При не чуждых литературе родителях, при том, что мать могла  приносить из абонемента библиотеки любые книги, читал  я мало и не то, осознав это  в пионерском лагере, где  со мной оказались сверстники, чьи матери работали вместе с моей. Саша Пудалов, Сережа Левин, навсегда оставшийся моим другом,   цитировали Ильфа и Петрова, о которых я даже не слыхал.

Хорошо помню «Дело врачей» — географ  Гавриил Васильевич ненавязчиво подводит наш седьмой «б» к осознанию  национального состава изуверов, о которых сообщила газета «Правда»: «А какой национальности эти люди?..» — спрашивает он.  Кто-то подхватывает, что перед высылкой из Москвы евреи с Собачьей площадки продают вещи: можно дешево купить патефон и пластинки.      Проверить это не составляло труда – Собачья площадка находилась в квартале от нашей школы, некоторые  из нас там жили.

Неприязнь к врачам класс не переносил на  врачей собственных – возможно, потому, что знал, что нам продать нечего. Но пример истинного интернационализма продемонстрировала моя мать, в отделе которой значительную часть составляли представительницы братского народа.
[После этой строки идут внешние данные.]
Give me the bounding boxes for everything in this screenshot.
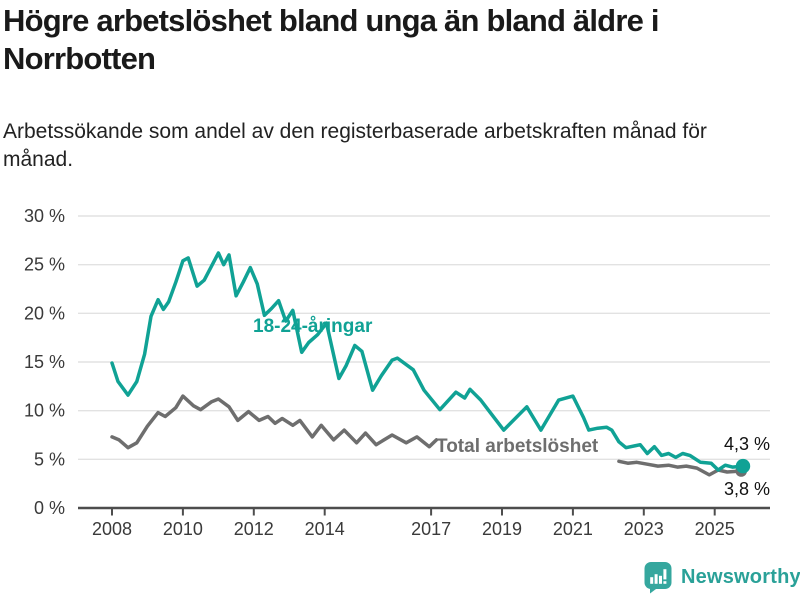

Дочь одной из них долго не могла выйти замуж,  в итоге вышла за якута и родила. «А кем запишут  мальчика?..» — спросили новоиспеченную бабушку. «Конечно, якутом!» — с гордостью ответила та. «Что, уже якут – тоже лучше, чем еврей?!» — воскликнула мать.

Вечером пятого марта пятьдесят третьего года мы с  Юрой Михеевым идем  прощаться со Сталиным. Народа на улице не больше обычного. Возле  института Маркса-Ленина небольшой, но решительной группой (Юрка недавно нокаутировал учителя физкультуры) лезем через  грузовики с вяло сопротивляющимися солдатами,  на спуске к перегороженной Пушкинской  улице сворачиваем  во  двор какого-то дома справа, через черный ход попадаем в большую коммунальную квартиру (не помню, какого этажа), по коридору  выбегаем на парадную лестницу, спускаемся на первый этаж и распахиваем незапертую  дверь прямо в траурную очередь. В последние годы мне не раз приходило в голову отыскать этот, оказавшийся неправдоподобно легким маршрут, но в свете завоевания новыми русскими коммуналок центра найти его  вряд ли  реально.

Также нереально отыскать пионерский лагерь библиотеки в Хотьково, где произошла наша с Сережей дружба – сперва на   футбольном поле, поскольку в местной команде я был вратарем, а он – центральным защитником, моей последней надеждой, которая ни разу не подвела. Пройти Сережу было невозможно, не думаю, что в футболе существовал защитник, потенциально более одаренный. И это при том, что у него был порок сердца, не позволивший пойти в армию. Сережа заменил её не многим более оздоравливающей комсомольской путевкой на стройки Колымы.

«Продолжение следует» — На этом обрываются воспоминания, которые остались не окончены (прим.администраторов сайта).